The Texas House, which voted to impeach Paxton in May, alleged that the attorney general repeatedly abused his office by helping a friend, Austin real estate investor Nate Paul, delay foreclosure sales of his properties, investigate and harass enemies and acquire private records about the police investigating him. In return, they charged that Paul provided Paxton’s paramour a job and paid to renovate the attorney general’s Austin home.

Paxton said he was eager to speak over the summer but noted he was barred by a trial gag order imposed by Lt. Gov. Dan Patrick. He accused House impeachment managers of violating the order by leaking damaging information to reporters while he could not reply. He said they also were in touch with Rove, who published an op-ed in the Wall Street Journal predicting Paxton would be convicted.

Paxton said he agreed with Carlson’s characterization that Rove, the architect of Bush’s two gubernatorial and two presidential campaigns, as a “activist liberal working effectively for the Biden administration.” He said Rove’s influence in Texas politics has diminished. He also accused Texans for Lawsuit Reform PAC, which donates to members of the Legislature, of being involved in the behind-the-scenes moves to impeach him — a theme that his defense attorneys floated often during the trial.

“As we have said from the beginning, we did not know about the House investigation of Ken Paxton until the public did, we did not know about the House articles of impeachment until the public did, and we were subject to the Senate’s gag order throughout the trial in the Senate,” said Lucy Nashed, a spokesperson for the group.

Paxton said it was unfair that impeachment automatically suspended him from office before he had a chance to defend himself. He said he supported Patrick’s call to amend the state constitution to make impeachment and removal from office more difficult.

Rove and the House impeachment managers did not immediately respond to requests for comment.

Paxton lampooned the House impeachment process, which played out publicly in less than a week during the end of the legislative session, as rushed and flawed. He claimed that the House Committee on General Investigating, which began its probe into the attorney general secretly in March, hid the investigation from one of its three Republican members until May.

Paxton accused Phelan of presiding over the House while drunk this spring, a charge he first made when the investigative committee announced he was under investigation. Carlson played a widely circulated clip of the speaker slurring his words during a late-night session, and then suggested Phelan has an alcohol addiction. A spokesperson for Phelan declined comment.

Paxton’s criticism of the Court of Criminal Appeals was rooted in the justices’ ruling last year that the attorney general cannot unilaterally prosecute voter fraud, one of his top priorities. Instead, the agency can do so only at the request of local district attorneys.

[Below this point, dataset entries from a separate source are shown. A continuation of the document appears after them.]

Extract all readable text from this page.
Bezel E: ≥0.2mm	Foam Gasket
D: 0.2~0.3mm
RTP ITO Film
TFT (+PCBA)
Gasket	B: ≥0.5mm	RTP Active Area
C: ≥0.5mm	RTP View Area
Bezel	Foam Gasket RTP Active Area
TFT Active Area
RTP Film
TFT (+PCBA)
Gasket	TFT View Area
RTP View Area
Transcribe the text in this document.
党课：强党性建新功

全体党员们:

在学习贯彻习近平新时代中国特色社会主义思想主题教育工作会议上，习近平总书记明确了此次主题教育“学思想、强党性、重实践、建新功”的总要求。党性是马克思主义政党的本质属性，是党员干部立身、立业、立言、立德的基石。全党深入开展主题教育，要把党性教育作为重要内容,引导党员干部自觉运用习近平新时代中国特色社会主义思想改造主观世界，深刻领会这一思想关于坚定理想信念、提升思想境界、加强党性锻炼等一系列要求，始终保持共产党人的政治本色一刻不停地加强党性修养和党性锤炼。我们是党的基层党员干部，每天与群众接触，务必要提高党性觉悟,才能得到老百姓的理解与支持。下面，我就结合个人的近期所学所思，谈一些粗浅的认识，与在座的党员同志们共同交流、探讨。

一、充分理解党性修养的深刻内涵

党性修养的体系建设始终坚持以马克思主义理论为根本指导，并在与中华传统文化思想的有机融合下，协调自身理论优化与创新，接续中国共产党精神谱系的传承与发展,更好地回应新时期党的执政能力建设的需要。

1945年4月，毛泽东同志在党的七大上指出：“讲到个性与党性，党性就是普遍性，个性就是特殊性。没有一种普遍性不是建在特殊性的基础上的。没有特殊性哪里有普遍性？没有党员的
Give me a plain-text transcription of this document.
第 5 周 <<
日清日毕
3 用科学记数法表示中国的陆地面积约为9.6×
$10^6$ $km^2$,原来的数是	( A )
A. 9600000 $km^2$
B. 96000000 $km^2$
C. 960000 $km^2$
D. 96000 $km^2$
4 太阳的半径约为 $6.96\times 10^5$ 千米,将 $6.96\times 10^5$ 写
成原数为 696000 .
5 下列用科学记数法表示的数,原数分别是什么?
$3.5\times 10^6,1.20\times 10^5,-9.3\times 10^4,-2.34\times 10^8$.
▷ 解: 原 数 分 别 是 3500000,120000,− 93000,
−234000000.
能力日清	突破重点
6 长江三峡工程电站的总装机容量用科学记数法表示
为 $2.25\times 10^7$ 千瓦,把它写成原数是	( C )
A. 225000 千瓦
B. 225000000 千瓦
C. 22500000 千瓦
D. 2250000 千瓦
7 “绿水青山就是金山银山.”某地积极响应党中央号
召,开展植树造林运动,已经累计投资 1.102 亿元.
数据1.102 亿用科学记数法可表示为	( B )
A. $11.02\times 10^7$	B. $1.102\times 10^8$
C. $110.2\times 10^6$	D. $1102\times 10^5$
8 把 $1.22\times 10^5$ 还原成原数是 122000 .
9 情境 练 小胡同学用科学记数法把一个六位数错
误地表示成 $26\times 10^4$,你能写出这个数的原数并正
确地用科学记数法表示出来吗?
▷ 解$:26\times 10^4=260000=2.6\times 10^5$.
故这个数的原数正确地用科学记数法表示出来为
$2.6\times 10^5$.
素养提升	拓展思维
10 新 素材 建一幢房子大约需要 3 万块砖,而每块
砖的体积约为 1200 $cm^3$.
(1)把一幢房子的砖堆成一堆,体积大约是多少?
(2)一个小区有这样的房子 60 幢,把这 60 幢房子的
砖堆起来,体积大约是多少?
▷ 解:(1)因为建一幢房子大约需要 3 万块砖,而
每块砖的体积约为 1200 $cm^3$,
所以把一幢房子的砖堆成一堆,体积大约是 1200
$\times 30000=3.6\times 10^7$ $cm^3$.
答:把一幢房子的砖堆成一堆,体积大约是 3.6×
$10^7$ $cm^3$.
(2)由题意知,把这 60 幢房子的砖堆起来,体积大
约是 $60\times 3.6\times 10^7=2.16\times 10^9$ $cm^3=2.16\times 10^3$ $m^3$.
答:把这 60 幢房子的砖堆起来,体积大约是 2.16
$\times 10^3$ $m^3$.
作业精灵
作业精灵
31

“We prosecuted voter fraud, and we had plenty of it, and now, guess what? There’s no prosecution of voter fraud,” Paxton said

There is no evidence of widespread election fraud in Texas, though election integrity has been a priority of many Republican elected officials. An audit of the 2020 election in four of the largest counties confirmed the election was secure.

With the trial behind him, Paxton said he was eager to get back to work."I'm re-energized to do the things the voters sent me to do,” he said.